[Cython] CEP1000: Native dispatch through callables

Sat Apr 14 21:08:13 CEST 2012

On 04/13/2012 12:11 AM, Dag Sverre Seljebotn wrote:
> Travis Oliphant recently raised the issue on the NumPy list of what
> mechanisms to use to box native functions produced by his Numba so that
> SciPy functions can call it, e.g. (I'm making the numba part up):
<snip>

This thread is turning into one of those big ones...

But I think it is really worth it in the end; I'm getting excited about 
the possibility down the road of importing functions using normal Python 
mechanisms and still have fast calls.

Anyway, to organize discussion I've tried to revamp the CEP and describe 
both the intern-way and the strcmp-way.

The wiki appears to be down, so I'll post it below...

Dag

= CEP 1000: Convention for native dispatches through Python callables =

Many callable objects are simply wrappers around native code.  This
holds for any Cython function, f2py functions, manually
written CPython extensions, Numba, etc.

Obviously, when native code calls other native code, it would be
nice to skip the significant cost of boxing and unboxing all the arguments.
Early binding at compile-time is only possible
between different Cython modules, not between all the tools
listed above.

[[enhancements/nativecall|CEP 523]] deals with Cython-specific aspects
(and is out-of-date w.r.t. this CEP); this CEP is intended to be about
a cross-project convention only. If a success, this CEP may be
proposesd as a PEP in a modified form.

Motivating example (looking a year or two into the future):

{{{
@numba
def f(x): return 2 * x

@cython.inline
def g(x : cython.double): return 3 * x

from fortranmod import h

print f(3)
print g(3)
print h(3)
print scipy.integrate.quad(f, 0.2, 3) # fast callback!
print scipy.integrate.quad(g, 0.2, 3) # fast callback!
print scipy.integrate.quad(h, 0.2, 3) # fast callback!

}}}

== The native-call slot ==

We need ''fast'' access to probing whether a callable object supports
this CEP.  Other mechanisms, such as an attribute in a dict, is too
slow for many purposes (quoting robertwb: "We're trying to get a 300ns
dispatch down to 10ns; you do not want a 50ns dict lookup"). (Obviously,
if you call a callable in a loop you can fetch the pointer outside
of the loop. But in particular if this becomes a language feature
in Cython it will be used in all sorts of places.)

So we hack another type slot into existing and future CPython
implementations in the following way: This CEP provides a C header
that for all Python versions define a macro
{{{Py_TPFLAGS_UNOFFICIAL_EXTRAS}}} for a free bit in
{{{tp_flags}}} in the {{{PyTypeObject}}}.

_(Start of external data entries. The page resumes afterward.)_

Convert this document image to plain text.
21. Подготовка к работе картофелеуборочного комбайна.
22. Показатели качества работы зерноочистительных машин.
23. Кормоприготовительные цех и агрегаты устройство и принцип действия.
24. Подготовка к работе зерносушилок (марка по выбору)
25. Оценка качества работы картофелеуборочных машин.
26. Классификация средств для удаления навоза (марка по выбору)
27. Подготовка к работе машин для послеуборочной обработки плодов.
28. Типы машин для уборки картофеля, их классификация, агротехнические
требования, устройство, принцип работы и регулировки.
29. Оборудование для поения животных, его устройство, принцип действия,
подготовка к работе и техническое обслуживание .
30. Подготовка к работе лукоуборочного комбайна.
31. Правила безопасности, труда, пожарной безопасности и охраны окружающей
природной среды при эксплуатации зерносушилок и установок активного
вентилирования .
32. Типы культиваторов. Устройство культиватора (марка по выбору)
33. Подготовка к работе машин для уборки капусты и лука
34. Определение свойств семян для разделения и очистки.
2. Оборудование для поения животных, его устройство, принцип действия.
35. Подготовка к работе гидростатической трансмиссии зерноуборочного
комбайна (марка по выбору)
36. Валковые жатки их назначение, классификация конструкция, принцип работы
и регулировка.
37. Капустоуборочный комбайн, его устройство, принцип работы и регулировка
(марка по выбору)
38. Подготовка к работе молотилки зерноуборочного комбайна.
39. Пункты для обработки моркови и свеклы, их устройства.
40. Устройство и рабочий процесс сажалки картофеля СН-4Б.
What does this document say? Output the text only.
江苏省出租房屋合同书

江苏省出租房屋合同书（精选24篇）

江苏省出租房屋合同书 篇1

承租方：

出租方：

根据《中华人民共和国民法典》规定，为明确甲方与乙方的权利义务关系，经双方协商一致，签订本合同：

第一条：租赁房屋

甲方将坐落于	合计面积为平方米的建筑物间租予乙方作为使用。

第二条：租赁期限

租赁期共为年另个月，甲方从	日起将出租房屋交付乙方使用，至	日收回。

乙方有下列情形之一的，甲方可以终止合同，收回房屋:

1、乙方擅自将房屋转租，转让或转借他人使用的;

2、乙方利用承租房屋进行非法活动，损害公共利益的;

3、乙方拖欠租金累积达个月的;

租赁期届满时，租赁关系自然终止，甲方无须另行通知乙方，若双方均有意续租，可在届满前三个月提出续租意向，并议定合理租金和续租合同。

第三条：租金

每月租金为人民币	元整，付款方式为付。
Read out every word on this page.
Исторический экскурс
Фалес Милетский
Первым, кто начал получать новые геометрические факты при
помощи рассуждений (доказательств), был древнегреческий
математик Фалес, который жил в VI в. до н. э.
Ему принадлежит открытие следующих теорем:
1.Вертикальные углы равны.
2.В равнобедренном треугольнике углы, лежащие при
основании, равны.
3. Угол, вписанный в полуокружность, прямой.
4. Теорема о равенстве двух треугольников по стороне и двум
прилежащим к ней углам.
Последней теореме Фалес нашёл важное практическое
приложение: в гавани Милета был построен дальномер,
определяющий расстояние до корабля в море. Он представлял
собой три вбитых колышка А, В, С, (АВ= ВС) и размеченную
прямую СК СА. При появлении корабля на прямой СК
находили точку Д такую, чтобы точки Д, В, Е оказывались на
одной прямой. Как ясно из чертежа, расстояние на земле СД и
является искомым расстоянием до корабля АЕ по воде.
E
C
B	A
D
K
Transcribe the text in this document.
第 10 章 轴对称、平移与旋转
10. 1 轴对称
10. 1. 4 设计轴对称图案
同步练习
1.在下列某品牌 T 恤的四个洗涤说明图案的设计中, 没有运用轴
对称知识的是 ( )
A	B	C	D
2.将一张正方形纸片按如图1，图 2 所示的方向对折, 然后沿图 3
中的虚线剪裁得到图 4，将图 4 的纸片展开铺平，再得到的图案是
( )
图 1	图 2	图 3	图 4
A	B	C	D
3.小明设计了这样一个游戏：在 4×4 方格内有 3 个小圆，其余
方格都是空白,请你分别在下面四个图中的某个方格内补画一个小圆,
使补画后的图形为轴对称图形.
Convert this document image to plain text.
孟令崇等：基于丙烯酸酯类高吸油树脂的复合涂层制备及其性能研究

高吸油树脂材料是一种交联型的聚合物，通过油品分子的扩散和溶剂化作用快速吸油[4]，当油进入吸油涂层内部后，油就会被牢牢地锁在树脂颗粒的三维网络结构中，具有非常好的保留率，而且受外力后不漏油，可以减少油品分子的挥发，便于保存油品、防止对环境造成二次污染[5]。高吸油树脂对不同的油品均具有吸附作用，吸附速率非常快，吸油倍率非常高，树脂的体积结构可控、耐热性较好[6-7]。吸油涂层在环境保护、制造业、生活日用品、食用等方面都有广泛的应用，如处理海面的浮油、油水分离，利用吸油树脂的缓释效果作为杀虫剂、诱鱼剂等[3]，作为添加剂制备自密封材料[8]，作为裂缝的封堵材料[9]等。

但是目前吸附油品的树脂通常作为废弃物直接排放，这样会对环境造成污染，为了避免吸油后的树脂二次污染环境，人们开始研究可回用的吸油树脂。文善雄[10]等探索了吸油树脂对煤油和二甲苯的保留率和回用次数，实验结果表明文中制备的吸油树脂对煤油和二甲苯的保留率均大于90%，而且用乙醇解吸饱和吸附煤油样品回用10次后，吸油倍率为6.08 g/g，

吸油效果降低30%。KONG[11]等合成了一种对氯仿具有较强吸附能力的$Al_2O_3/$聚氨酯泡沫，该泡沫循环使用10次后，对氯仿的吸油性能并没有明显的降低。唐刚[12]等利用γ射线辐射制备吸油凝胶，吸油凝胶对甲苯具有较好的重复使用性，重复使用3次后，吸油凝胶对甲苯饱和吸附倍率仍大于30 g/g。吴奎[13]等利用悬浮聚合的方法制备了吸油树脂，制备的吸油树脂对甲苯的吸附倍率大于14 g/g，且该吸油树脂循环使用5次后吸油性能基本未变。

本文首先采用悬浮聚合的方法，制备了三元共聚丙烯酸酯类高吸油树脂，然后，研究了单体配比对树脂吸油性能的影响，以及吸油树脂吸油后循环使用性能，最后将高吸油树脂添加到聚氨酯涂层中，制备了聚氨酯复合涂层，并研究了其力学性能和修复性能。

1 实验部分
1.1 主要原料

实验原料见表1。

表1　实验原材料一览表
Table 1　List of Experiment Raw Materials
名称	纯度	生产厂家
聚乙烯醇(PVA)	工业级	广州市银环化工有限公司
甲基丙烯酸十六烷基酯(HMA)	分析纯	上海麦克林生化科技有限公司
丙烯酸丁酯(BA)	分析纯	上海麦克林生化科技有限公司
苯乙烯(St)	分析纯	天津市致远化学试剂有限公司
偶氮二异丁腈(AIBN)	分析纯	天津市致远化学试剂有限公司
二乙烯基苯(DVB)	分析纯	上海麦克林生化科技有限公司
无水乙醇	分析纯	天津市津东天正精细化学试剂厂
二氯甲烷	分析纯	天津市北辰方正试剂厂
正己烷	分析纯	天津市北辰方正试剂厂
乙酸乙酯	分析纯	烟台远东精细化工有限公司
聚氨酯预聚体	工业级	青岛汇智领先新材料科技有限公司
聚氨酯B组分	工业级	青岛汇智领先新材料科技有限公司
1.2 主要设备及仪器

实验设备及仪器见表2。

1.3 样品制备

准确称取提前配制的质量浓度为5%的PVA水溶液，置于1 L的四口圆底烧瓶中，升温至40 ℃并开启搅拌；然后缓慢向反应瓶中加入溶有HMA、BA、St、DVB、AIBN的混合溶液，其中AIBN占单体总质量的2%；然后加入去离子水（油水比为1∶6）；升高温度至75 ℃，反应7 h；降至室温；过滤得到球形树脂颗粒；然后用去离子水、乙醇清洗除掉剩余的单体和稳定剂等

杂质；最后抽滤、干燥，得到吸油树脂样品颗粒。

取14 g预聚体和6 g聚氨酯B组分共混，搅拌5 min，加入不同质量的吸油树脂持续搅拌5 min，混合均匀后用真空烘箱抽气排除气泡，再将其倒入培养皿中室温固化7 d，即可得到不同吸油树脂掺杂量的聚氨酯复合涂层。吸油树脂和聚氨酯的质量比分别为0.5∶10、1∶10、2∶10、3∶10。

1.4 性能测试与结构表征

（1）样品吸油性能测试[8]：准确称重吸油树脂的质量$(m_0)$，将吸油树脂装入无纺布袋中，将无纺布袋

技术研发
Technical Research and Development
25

If present, then we extend {{{PyTypeObject}}}
as follows:
{{{
typedef struct {
     PyTypeObject tp_main;
     size_t tp_unofficial_flags;
     size_t tp_nativecall_offset;
} PyUnofficialTypeObject;
}}}

{{{tp_unofficial_flags}}} is unused and should be all 0 for the time
being, but can be used later to indicate features beyond this CEP.

If {{{tp_nativecall_offset != 0}}}, this CEP is supported, and
the information for doing a native dispatch on a callable {{{obj}}}
is located at
{{{
(char*)obj + ((PyUnofficialTypeObject*)obj->ob_type)->tp_nativecall_offset;
}}}

=== GIL-less accesss ===

It is OK to access the native-call table without holding the GIL. This
should of course only be used to call functions that state in their
signature that they don't need the GIL.

This is important for JITted callables who would like to rewrite their
table as more specializations gets added; if one needs to reallocate
the table, the old table must linger along long enough that all
threads that are currently accessing it are done with it.

== Native dispatch descriptor ==

The final format for the descriptor is not agreed upon yet; this sums
up the major alternatives.

The descriptor should be a list of specializations/overload, each
described by a function pointer and a signature specification
string, such as "id)i" for {{{int f(int, double)}}}.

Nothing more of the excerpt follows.